No mês de junho, a campanha “Junho Violeta” foi criada para a conscientização sobre uma doença ocular que deixa a vista embaçada ou distorcida, causa dificuldade para enxergar à noite, sensibilidade à luz e visão de halos (aqueles anéis brilhantes ao redor de fontes luminosas) conhecia como ceratocone.
A condição é rara, mas afeta cerca de 150 mil brasileiros por ano, em sua maioria pessoas com menos de 30 anos, segundo o Ministério da Saúde.
O ceratocone é caracterizado pelo afinamento e deformação da córnea. O problema inicia com a redução da espessura da parte central da córnea, que é projetada para a frente, gerando um formato de cone. Ele é o responsável por projetar a luz para a retina e, com as alterações que ocorrem, a visão é comprometida.
Alerta aos sintomas
Segundo o oftalmologista do Hospital de Olhos Vitória, Lucas Emery, a falta de informação ainda faz com que muitos pacientes recebam o diagnóstico apenas em estágios mais avançados.
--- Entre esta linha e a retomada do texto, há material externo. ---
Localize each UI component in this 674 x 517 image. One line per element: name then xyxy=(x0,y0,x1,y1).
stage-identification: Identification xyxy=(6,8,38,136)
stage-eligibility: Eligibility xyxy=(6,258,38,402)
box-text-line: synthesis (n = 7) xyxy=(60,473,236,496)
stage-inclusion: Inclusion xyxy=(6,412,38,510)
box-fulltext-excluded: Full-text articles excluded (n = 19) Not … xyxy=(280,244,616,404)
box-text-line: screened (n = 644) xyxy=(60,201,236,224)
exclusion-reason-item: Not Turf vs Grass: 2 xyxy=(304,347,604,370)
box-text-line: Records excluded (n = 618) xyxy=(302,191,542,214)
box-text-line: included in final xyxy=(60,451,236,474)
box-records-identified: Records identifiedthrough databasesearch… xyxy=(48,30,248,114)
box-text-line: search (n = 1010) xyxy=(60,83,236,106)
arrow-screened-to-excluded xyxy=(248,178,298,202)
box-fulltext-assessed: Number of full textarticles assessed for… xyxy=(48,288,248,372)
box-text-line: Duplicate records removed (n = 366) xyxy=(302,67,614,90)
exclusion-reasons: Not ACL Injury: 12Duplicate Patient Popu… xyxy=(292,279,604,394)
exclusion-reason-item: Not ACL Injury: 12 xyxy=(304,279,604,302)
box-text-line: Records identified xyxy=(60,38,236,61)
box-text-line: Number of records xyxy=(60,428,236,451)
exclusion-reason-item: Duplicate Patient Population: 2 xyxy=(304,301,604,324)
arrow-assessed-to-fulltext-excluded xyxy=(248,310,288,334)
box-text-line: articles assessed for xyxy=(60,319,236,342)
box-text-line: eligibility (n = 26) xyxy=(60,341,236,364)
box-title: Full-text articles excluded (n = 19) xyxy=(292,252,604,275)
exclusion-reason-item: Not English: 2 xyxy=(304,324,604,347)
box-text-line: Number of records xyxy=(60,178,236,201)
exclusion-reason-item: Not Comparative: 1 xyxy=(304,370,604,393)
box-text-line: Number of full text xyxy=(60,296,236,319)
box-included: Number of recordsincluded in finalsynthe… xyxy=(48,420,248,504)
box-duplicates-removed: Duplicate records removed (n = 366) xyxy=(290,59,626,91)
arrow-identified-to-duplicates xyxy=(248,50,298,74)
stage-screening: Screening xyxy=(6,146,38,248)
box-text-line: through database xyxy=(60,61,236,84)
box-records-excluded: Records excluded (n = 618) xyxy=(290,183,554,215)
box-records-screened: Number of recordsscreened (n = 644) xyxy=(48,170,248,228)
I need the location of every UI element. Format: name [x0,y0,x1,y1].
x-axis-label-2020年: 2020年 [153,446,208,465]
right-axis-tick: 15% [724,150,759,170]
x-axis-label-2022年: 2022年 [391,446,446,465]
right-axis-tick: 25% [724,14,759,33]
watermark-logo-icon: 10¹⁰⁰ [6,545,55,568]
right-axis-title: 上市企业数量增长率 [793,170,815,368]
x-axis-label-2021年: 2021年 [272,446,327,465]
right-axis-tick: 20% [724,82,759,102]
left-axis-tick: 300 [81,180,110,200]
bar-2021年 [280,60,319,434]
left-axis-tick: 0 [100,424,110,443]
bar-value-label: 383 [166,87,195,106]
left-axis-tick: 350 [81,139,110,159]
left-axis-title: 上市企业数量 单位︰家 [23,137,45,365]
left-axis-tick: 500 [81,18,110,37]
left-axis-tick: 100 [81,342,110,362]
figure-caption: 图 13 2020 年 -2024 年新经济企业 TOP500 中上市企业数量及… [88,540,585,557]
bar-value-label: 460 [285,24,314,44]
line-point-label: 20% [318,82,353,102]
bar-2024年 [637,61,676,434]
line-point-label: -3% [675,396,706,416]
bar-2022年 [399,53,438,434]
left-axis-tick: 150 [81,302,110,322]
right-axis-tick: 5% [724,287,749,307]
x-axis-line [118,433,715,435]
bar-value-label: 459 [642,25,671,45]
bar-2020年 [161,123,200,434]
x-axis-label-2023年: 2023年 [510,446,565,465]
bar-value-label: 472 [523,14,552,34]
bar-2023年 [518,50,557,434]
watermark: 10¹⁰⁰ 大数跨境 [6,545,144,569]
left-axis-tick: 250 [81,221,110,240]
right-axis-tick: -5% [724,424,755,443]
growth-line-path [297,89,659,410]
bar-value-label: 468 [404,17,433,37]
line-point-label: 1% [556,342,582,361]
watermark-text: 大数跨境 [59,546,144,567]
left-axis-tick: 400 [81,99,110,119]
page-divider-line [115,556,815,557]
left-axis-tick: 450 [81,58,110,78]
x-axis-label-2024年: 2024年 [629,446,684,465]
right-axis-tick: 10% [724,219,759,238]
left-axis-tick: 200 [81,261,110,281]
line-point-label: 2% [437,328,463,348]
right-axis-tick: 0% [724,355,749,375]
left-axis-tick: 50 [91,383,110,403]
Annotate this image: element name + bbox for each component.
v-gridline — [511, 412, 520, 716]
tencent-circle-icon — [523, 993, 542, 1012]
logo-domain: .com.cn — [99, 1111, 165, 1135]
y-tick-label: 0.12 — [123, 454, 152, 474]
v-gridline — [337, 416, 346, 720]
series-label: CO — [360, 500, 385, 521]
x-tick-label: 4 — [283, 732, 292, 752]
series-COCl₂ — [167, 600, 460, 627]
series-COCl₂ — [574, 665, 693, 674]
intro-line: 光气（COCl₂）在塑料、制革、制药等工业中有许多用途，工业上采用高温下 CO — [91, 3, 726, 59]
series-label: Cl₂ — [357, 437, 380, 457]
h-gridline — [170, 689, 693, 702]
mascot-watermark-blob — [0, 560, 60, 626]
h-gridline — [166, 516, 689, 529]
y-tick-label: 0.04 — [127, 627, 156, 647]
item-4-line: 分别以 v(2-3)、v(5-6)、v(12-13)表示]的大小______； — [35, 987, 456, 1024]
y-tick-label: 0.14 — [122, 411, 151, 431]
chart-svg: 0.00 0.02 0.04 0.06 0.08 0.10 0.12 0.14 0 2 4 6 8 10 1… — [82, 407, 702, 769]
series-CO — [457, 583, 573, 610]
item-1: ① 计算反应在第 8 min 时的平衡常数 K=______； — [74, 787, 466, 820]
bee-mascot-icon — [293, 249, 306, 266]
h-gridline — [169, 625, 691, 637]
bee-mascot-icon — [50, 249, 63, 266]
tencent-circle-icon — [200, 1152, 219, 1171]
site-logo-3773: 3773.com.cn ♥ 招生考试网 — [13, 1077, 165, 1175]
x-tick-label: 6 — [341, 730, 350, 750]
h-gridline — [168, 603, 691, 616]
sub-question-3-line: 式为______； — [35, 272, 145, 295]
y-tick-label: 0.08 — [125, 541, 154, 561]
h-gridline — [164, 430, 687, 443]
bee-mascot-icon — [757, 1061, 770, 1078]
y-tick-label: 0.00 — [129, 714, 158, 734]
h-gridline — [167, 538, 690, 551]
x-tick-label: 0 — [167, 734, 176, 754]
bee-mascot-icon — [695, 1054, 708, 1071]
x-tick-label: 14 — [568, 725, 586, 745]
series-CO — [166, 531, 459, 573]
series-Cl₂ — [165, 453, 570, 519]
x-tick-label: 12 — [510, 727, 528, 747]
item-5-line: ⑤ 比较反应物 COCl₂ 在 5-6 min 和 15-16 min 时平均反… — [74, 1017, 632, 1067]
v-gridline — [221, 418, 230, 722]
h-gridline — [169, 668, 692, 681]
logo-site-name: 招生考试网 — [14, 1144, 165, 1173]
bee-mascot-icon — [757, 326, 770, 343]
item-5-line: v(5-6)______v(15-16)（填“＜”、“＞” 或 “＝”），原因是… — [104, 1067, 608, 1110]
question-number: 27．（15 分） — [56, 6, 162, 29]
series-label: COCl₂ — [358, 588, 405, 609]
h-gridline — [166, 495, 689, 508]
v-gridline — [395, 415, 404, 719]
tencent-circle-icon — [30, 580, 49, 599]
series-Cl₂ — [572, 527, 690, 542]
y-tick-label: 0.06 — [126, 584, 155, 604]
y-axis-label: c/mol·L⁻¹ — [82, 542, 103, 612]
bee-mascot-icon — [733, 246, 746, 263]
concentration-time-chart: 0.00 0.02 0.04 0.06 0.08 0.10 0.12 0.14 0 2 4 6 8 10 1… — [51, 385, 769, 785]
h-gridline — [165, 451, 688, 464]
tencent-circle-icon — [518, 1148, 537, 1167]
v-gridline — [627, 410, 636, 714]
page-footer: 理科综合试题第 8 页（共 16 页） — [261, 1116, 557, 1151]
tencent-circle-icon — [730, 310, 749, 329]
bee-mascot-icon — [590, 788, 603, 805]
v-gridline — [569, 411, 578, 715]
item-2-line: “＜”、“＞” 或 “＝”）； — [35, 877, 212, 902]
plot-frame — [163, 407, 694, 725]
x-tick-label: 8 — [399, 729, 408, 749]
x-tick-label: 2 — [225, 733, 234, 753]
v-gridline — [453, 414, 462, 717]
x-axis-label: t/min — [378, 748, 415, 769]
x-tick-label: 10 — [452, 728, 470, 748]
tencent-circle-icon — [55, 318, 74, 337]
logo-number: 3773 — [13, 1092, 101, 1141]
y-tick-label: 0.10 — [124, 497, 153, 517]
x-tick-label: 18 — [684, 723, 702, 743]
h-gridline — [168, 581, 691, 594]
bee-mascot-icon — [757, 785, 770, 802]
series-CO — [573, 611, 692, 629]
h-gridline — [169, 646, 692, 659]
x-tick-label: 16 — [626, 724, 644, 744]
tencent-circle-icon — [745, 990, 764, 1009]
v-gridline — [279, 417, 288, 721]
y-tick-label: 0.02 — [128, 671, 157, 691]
“Os sintomas costumam surgir de forma gradual e incluem visão embaçada, aumento frequente do grau dos óculos, astigmatismo irregular, sensibilidade à luz e dificuldade para enxergar à noite”, diz.
“Além de fatores genéticos, o hábito frequente de coçar os olhos, especialmente em pessoas que sofrem com alergias oculares, está diretamente associado ao avanço da doença”, explica o médico.
Também de origem hereditária, os filhos de portadores do ceratocone devem ficar mais atentos. Além disso, a doença epode estar associada a patologias sistêmicas como as síndromes de Down, Turner, Ehlers-Danlos e Marfan.
“O ceratocone geralmente aparece na adolescência ou no início da vida adulta e pode evoluir de forma silenciosa. Muitas vezes o paciente acredita que está apenas enfrentando mudanças comuns no grau dos óculos, quando na verdade a córnea já está sofrendo alterações estruturais. Por isso, consultas oftalmológicas regulares são essenciais para identificar a doença precoce”, explica Emery.
Tratamento
Dependendo do estágio da doença, o tratamento pode incluir o uso de óculos, lentes de contato especiais, e procedimentos cirúrgicos. Em situações mais avançadas, quando a córnea apresenta deformação significativa ou cicatrizes, o transplante pode ser necessário.
Para o oftalmologista, a conscientização é uma das principais ferramentas para reduzir os impactos da doença. “Muitas pessoas convivem com sintomas sem procurar avaliação especializada. A campanha neste mês é uma oportunidade importante para levar informação à população e mostrar que o diagnóstico precoce pode fazer toda a diferença na preservação da visão e na qualidade de vida dos pacientes”, conclui.